Several potential factors may influence the accuracy of our prevalence estimation. First, our use of case count data from 2007 to 2021 would underestimate the true prevalence of BCS by limiting diagnoses to within the past 15 years. Second, as shown by our exploratory analyses on the influence of considering stage at the time of diagnosis, our non–stage-specific primary analysis would underestimate the true case count of survivors. Finally, our analyses did not consider other factors that may influence survival, such as comorbid conditions, socioeconomic status, receptor status, and other BC features, such as histologic grade. In composite, it is likely that our estimate of approximately 2% prevalence of BCS among Canadian women is conservative.
Conclusions
Approximately 2% of Canadian women in 2022 are BCS diagnosed within the past 15 years.
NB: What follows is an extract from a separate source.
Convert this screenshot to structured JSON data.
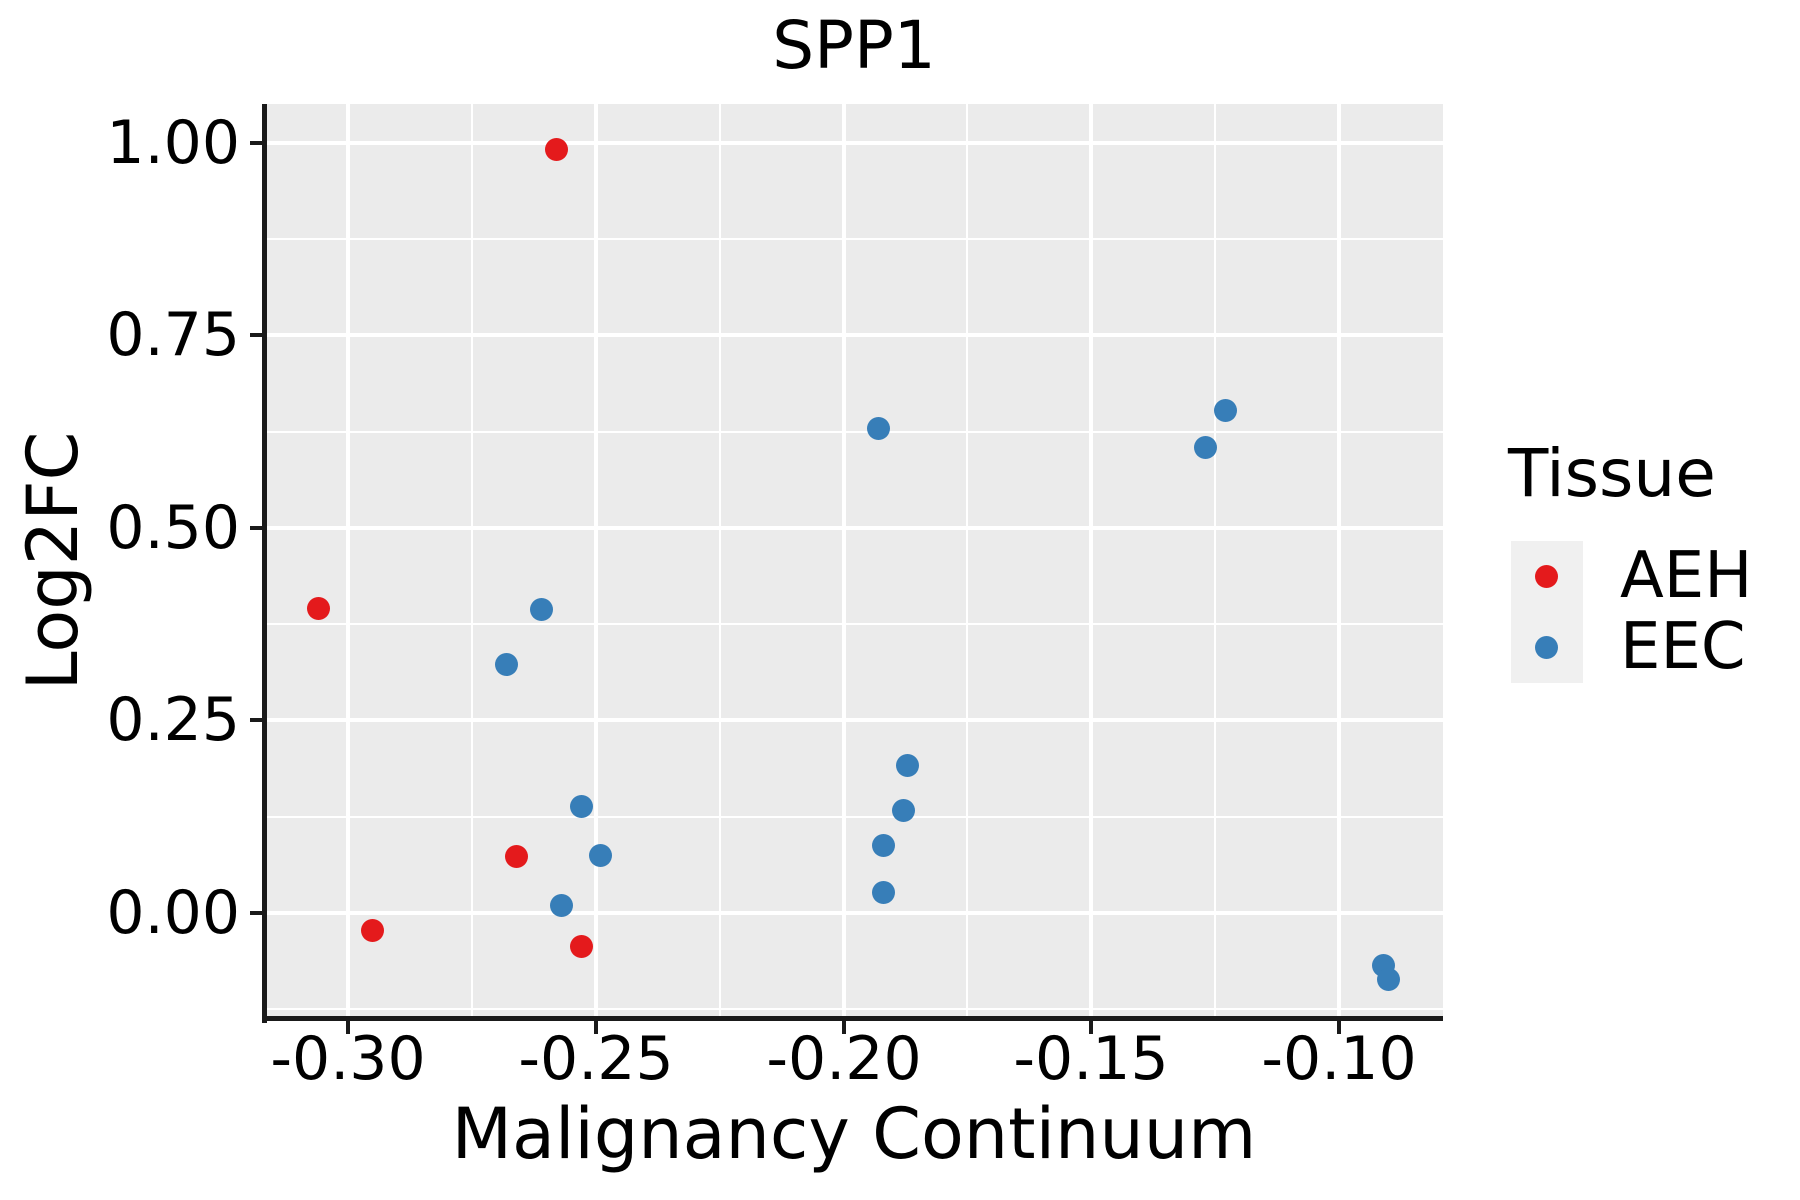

As a single example of the excess healthcare costs imposed by BC, 24.9% of the $16.5 million in heart failure hospitalization costs experienced in this cohort of survivors is in excess of women without BC. Given the excess healthcare costs, potential for reduced contributions to the workforce, and reduced quality of life associated with long-term impairments and risk of excess non-BC death among BCS, enhanced survivorship care is warranted to provide services to this segment of the population.